Bien que le médecin Bonus soit aujourd'hui reconnu comme le seul modèle juif incontesté de Rembrandt, l'artiste, comme beaucoup de ses contemporains, aimait représenter des histoires bibliques – et pas seulement du Nouveau Testament. Selon le musée, les scènes de la Bible hébraïque étaient peintes plus souvent dans la République protestante hollandaise que partout ailleurs en Europe, et les inventaires des foyers juifs de l'époque révélaient que ces représentations étaient souvent collectionnées par des Sépharades hollandais.

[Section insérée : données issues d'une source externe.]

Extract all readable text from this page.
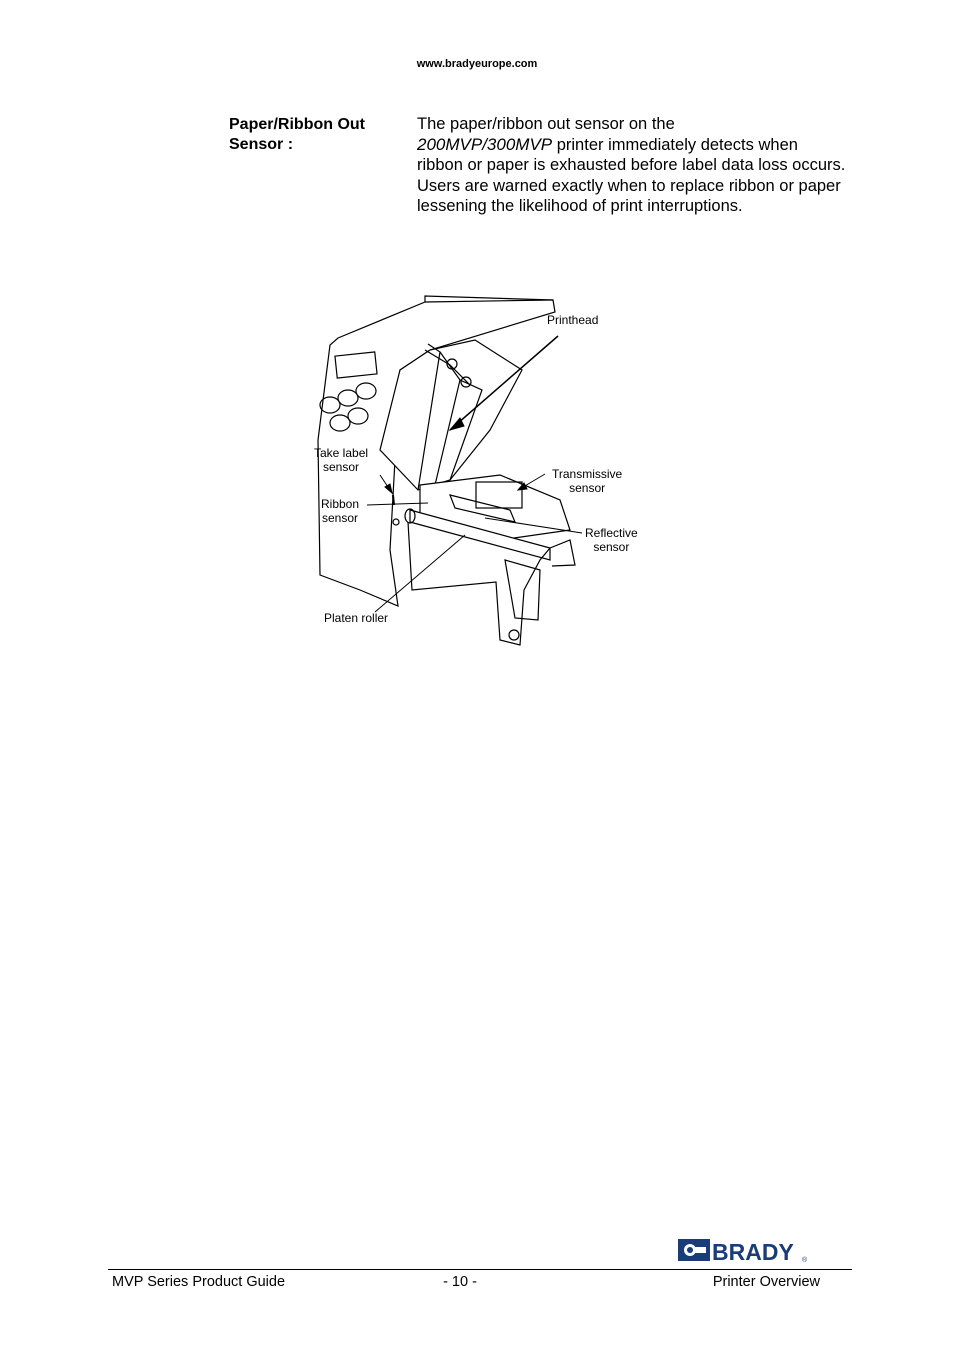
www.bradyeurope.com
Paper/Ribbon Out
Sensor :
The paper/ribbon out sensor on the
200MVP/300MVP printer immediately detects when ribbon or paper is exhausted before label data loss occurs. Users are warned exactly when to replace ribbon or paper lessening the likelihood of print interruptions.
Printhead
Take label
sensor
Ribbon
sensor
Transmissive
sensor
Reflective
sensor
Platen roller
BRADY ®
MVP Series Product Guide	- 10 -	Printer Overview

La section « imagination » de l'exposition présente donc le point de vue de Rembrandt sur des épisodes bibliques comme le sacrifice d'Abraham et David et Goliath, ainsi que deux pièces emblématiques que les érudits considéraient autrefois comme une preuve du philosémitisme de Rembrandt (« La fiancée juive », notamment) mais qui ont depuis été réévaluées.

Pris ensemble, un portrait se dessine de la manière dont Rembrandt comprenait les Juifs ; de l'influence de l'Amsterdam du XVIIe siècle et de l'importance de la vision du monde solidement et inébranlablement chrétienne de l'artiste.

Les peintures, d’une manière générale, sont lourdes de caricature. « Il s’agit d’une version imaginaire des personnages bibliques des anciens Juifs », m’a expliqué Di Nepi. « Il y a ce mélange d'un look qui évoque le Moyen-Orient, alors dirigé par l'empire ottoman. Beaucoup de turbans, de la soie très somptueuse avec des broderies d'or et d'argent, et des écharpes qui venaient probablement de Perse. »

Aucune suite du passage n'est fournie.